По-настоящему интерес для меня представляло только то время, которое я проводила с Сартром; но на деле немало дней я проводила без него. Большую их часть я посвящала чтению, довольно беспорядочному, следуя советам Сартра и своему настроению. Время от времени я возвращалась в Национальную библиотеку; у Адриенны Монье я брала книги для себя; я записалась в Англо-американскую библиотеку, которую держала Сильвия Баш. Зимой — у своего камелька, летом — на балконе, неумело раскуривая английские сигареты, я пополняла свое образование. Кроме книг, прочитанных с Сартром, я поглощала Уитмена, Блейка, Йейтса, Синга, Шона О’Кейси, всю Вирджинию Вулф, тонны Генри Джеймса, Джорджа Мура, Суинбёрна, Свиннетрона, Ребекку Уэст, Синклера Льюиса, Драйзера, Шервуда Андерсона, все переводы, вышедшие в серии «Фё круазе», и даже на английском, нескончаемый роман Дороти Ричардсон, которая в десяти или двенадцати томах ухитрилась решительно ни о чем не рассказать. Я прочитала Александра Дюма, произведения Непомюсена Лемерсье, Баур-Лормиана, романы Гобино, всего Ретифа де Ла Бретонна, письма Дидро к Софи Воллан, а также Гофмана, Зудермана, Келлермана, Пио Бароха, Панаита Истрати. Сартра интересовала психология мистиков, и я погрузилась в произведения Катерины Эммерих, святой Анджелы из Фолиньо. Мне хотелось познакомиться с Марксом и Энгельсом, и в Национальной библиотеке я принялась за «Капитал». Взялась я за это совсем не так, как следовало; я не делала различия между марксизмом и привычными мне философиями, поэтому мне показалось, что разобраться в этой теории очень легко, а на деле я почти ничего не поняла. Тем не менее теория прибавочной стоимости стала для меня открытием, столь же пронзительным, как картезианское cogito [11] Cogito (лат.). В философии — акт сознания, представление, мысль, желание и т. п. (Прим. ред.)

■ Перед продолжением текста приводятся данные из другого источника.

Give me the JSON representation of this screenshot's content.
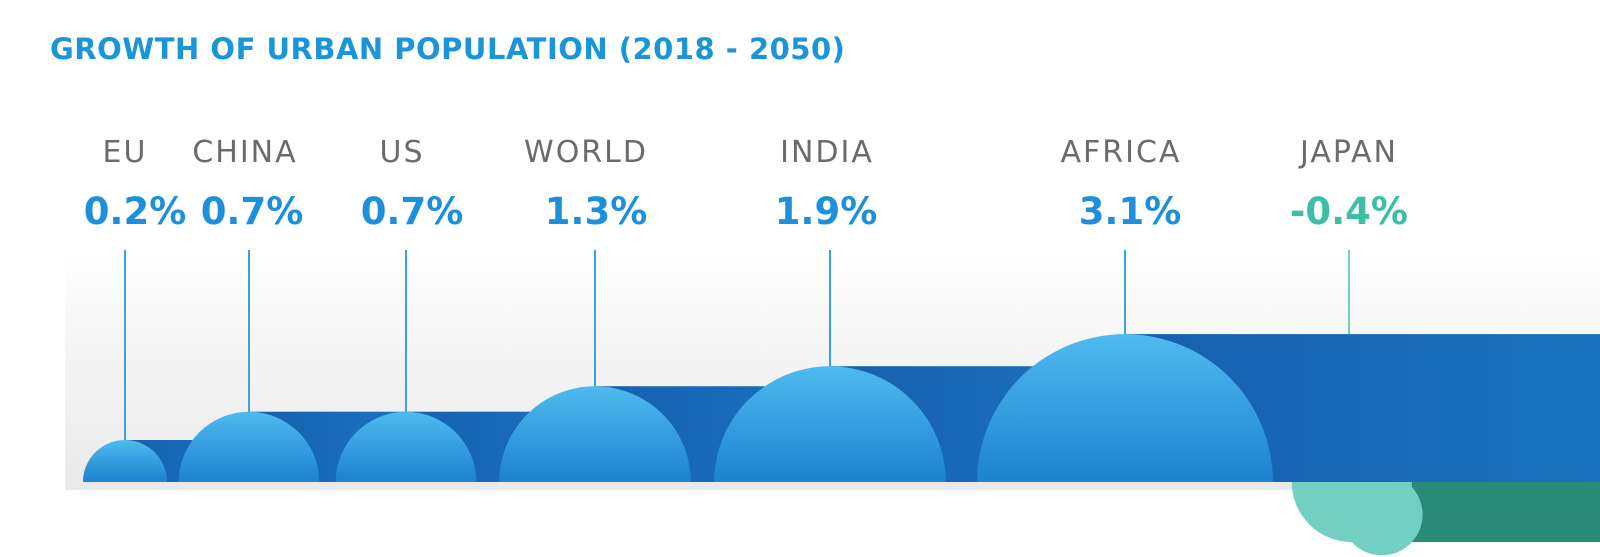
{
  "title": "GROWTH OF URBAN POPULATION (2018 - 2050)",
  "colors": {
    "title": "#1b95d9",
    "value_positive": "#1e90db",
    "value_negative": "#3dbfa5",
    "bar_dark": "#1560ae",
    "bar_mid": "#1a73c0",
    "dome_top": "#4fbaee",
    "dome_bottom": "#1d82cf",
    "leader_line": "#3aa3de",
    "negative_top": "#72cfc1",
    "negative_dark": "#2a8a78",
    "label_gray": "#6b6b6b"
  },
  "chart_data": {
    "type": "bar",
    "title": "GROWTH OF URBAN POPULATION (2018 - 2050)",
    "unit": "%",
    "categories": [
      "EU",
      "CHINA",
      "US",
      "WORLD",
      "INDIA",
      "AFRICA",
      "JAPAN"
    ],
    "values": [
      0.2,
      0.7,
      0.7,
      1.3,
      1.9,
      3.1,
      -0.4
    ],
    "value_labels": [
      "0.2%",
      "0.7%",
      "0.7%",
      "1.3%",
      "1.9%",
      "3.1%",
      "-0.4%"
    ],
    "xlabel": "",
    "ylabel": "",
    "grid": false,
    "legend": "none"
  }
}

, как кантовская критика пространства и времени. От всей души я осуждала эксплуатацию, испытывая огромное удовлетворение от возможности исследовать ее механизм. Мир предстал в новом свете, когда в труде я увидела источник и суть ценностей. Ничто и никогда не заставило меня отринуть эту истину, ни возражения, которые вызвал у меня конец «Капитала», ни та критика, которую я нашла в книгах, ни изощренные доктрины более поздних экономистов.

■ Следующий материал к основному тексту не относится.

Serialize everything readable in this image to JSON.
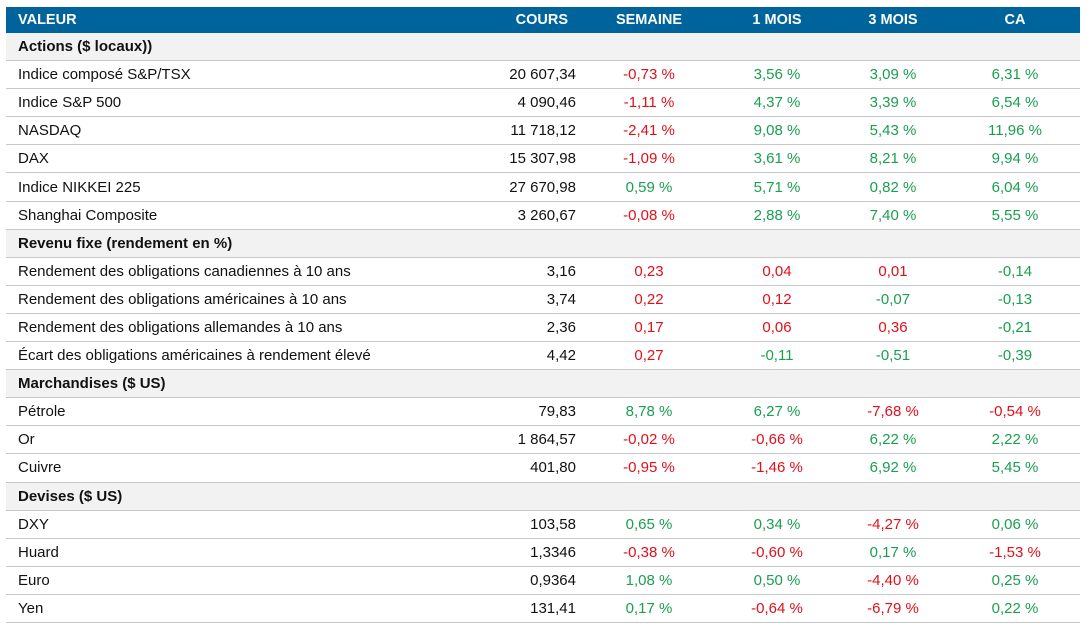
{
  "colors": {
    "header": "#00649c",
    "negative_red": "#e0101a",
    "positive_green": "#1a9e50",
    "section_bg": "#f2f2f2"
  },
  "headers": [
    "VALEUR",
    "COURS",
    "SEMAINE",
    "1 MOIS",
    "3 MOIS",
    "CA"
  ],
  "sections": [
    {
      "title": "Actions ($ locaux))",
      "rows": [
        {
          "name": "Indice composé S&P/TSX",
          "cours": "20 607,34",
          "vals": [
            [
              "-0,73 %",
              "r"
            ],
            [
              "3,56 %",
              "g"
            ],
            [
              "3,09 %",
              "g"
            ],
            [
              "6,31 %",
              "g"
            ]
          ]
        },
        {
          "name": "Indice S&P 500",
          "cours": "4 090,46",
          "vals": [
            [
              "-1,11 %",
              "r"
            ],
            [
              "4,37 %",
              "g"
            ],
            [
              "3,39 %",
              "g"
            ],
            [
              "6,54 %",
              "g"
            ]
          ]
        },
        {
          "name": "NASDAQ",
          "cours": "11 718,12",
          "vals": [
            [
              "-2,41 %",
              "r"
            ],
            [
              "9,08 %",
              "g"
            ],
            [
              "5,43 %",
              "g"
            ],
            [
              "11,96 %",
              "g"
            ]
          ]
        },
        {
          "name": "DAX",
          "cours": "15 307,98",
          "vals": [
            [
              "-1,09 %",
              "r"
            ],
            [
              "3,61 %",
              "g"
            ],
            [
              "8,21 %",
              "g"
            ],
            [
              "9,94 %",
              "g"
            ]
          ]
        },
        {
          "name": "Indice NIKKEI 225",
          "cours": "27 670,98",
          "vals": [
            [
              "0,59 %",
              "g"
            ],
            [
              "5,71 %",
              "g"
            ],
            [
              "0,82 %",
              "g"
            ],
            [
              "6,04 %",
              "g"
            ]
          ]
        },
        {
          "name": "Shanghai Composite",
          "cours": "3 260,67",
          "vals": [
            [
              "-0,08 %",
              "r"
            ],
            [
              "2,88 %",
              "g"
            ],
            [
              "7,40 %",
              "g"
            ],
            [
              "5,55 %",
              "g"
            ]
          ]
        }
      ]
    },
    {
      "title": "Revenu fixe (rendement en %)",
      "rows": [
        {
          "name": "Rendement des obligations canadiennes à 10 ans",
          "cours": "3,16",
          "vals": [
            [
              "0,23",
              "r"
            ],
            [
              "0,04",
              "r"
            ],
            [
              "0,01",
              "r"
            ],
            [
              "-0,14",
              "g"
            ]
          ]
        },
        {
          "name": "Rendement des obligations américaines à 10 ans",
          "cours": "3,74",
          "vals": [
            [
              "0,22",
              "r"
            ],
            [
              "0,12",
              "r"
            ],
            [
              "-0,07",
              "g"
            ],
            [
              "-0,13",
              "g"
            ]
          ]
        },
        {
          "name": "Rendement des obligations allemandes à 10 ans",
          "cours": "2,36",
          "vals": [
            [
              "0,17",
              "r"
            ],
            [
              "0,06",
              "r"
            ],
            [
              "0,36",
              "r"
            ],
            [
              "-0,21",
              "g"
            ]
          ]
        },
        {
          "name": "Écart des obligations américaines à rendement élevé",
          "cours": "4,42",
          "vals": [
            [
              "0,27",
              "r"
            ],
            [
              "-0,11",
              "g"
            ],
            [
              "-0,51",
              "g"
            ],
            [
              "-0,39",
              "g"
            ]
          ]
        }
      ]
    },
    {
      "title": "Marchandises ($ US)",
      "rows": [
        {
          "name": "Pétrole",
          "cours": "79,83",
          "vals": [
            [
              "8,78 %",
              "g"
            ],
            [
              "6,27 %",
              "g"
            ],
            [
              "-7,68 %",
              "r"
            ],
            [
              "-0,54 %",
              "r"
            ]
          ]
        },
        {
          "name": "Or",
          "cours": "1 864,57",
          "vals": [
            [
              "-0,02 %",
              "r"
            ],
            [
              "-0,66 %",
              "r"
            ],
            [
              "6,22 %",
              "g"
            ],
            [
              "2,22 %",
              "g"
            ]
          ]
        },
        {
          "name": "Cuivre",
          "cours": "401,80",
          "vals": [
            [
              "-0,95 %",
              "r"
            ],
            [
              "-1,46 %",
              "r"
            ],
            [
              "6,92 %",
              "g"
            ],
            [
              "5,45 %",
              "g"
            ]
          ]
        }
      ]
    },
    {
      "title": "Devises ($ US)",
      "rows": [
        {
          "name": "DXY",
          "cours": "103,58",
          "vals": [
            [
              "0,65 %",
              "g"
            ],
            [
              "0,34 %",
              "g"
            ],
            [
              "-4,27 %",
              "r"
            ],
            [
              "0,06 %",
              "g"
            ]
          ]
        },
        {
          "name": "Huard",
          "cours": "1,3346",
          "vals": [
            [
              "-0,38 %",
              "r"
            ],
            [
              "-0,60 %",
              "r"
            ],
            [
              "0,17 %",
              "g"
            ],
            [
              "-1,53 %",
              "r"
            ]
          ]
        },
        {
          "name": "Euro",
          "cours": "0,9364",
          "vals": [
            [
              "1,08 %",
              "g"
            ],
            [
              "0,50 %",
              "g"
            ],
            [
              "-4,40 %",
              "r"
            ],
            [
              "0,25 %",
              "g"
            ]
          ]
        },
        {
          "name": "Yen",
          "cours": "131,41",
          "vals": [
            [
              "0,17 %",
              "g"
            ],
            [
              "-0,64 %",
              "r"
            ],
            [
              "-6,79 %",
              "r"
            ],
            [
              "0,22 %",
              "g"
            ]
          ]
        }
      ]
    }
  ]
}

Чтобы заработать на жизнь, я давала уроки и вела курс латинского языка в лицее Виктора Дюрюи. Я преподавала психологию серьезным и дисциплинированным ученицам коллежа в Нейи: шестой класс застал меня врасплох. Для десятилетних девочек начальные основы латинского языка весьма трудны и суровы; я думала, что смогу смягчить эту суровость улыбками; мои ученицы тоже улыбались; они взбирались на помост, чтобы поближе рассмотреть мои колье, дергали меня за воротничок. Первое время, когда я отправляла их на места, они вели себя более или менее спокойно, но вскоре стали, не умолкая, разговаривать, суетиться. Я пыталась говорить с ними более сурово, метала грозные взгляды, но они продолжали кокетничать и болтать без умолку. Я решила прибегнуть к строгому наказанию и поставила плохую отметку самой непослушной из моих учениц; она бросилась головой вперед к стене с криком: «Отец побьет меня!» Весь класс с упреком подхватил: «Отец побьет ее!» Могла ли я отдать ее в руки этого палача? Но если я пощажу ее, как наказывать ее подружек? Я приняла единственно возможное решение: перекрывать их гвалт своим голосом, те, кто хотел меня слушать, слушали, и, думаю, моя группа усвоила латинский язык как ни одна другая. Зато меня не раз вызывала возмущенная директриса, и мой контракт на преподавание не возобновили.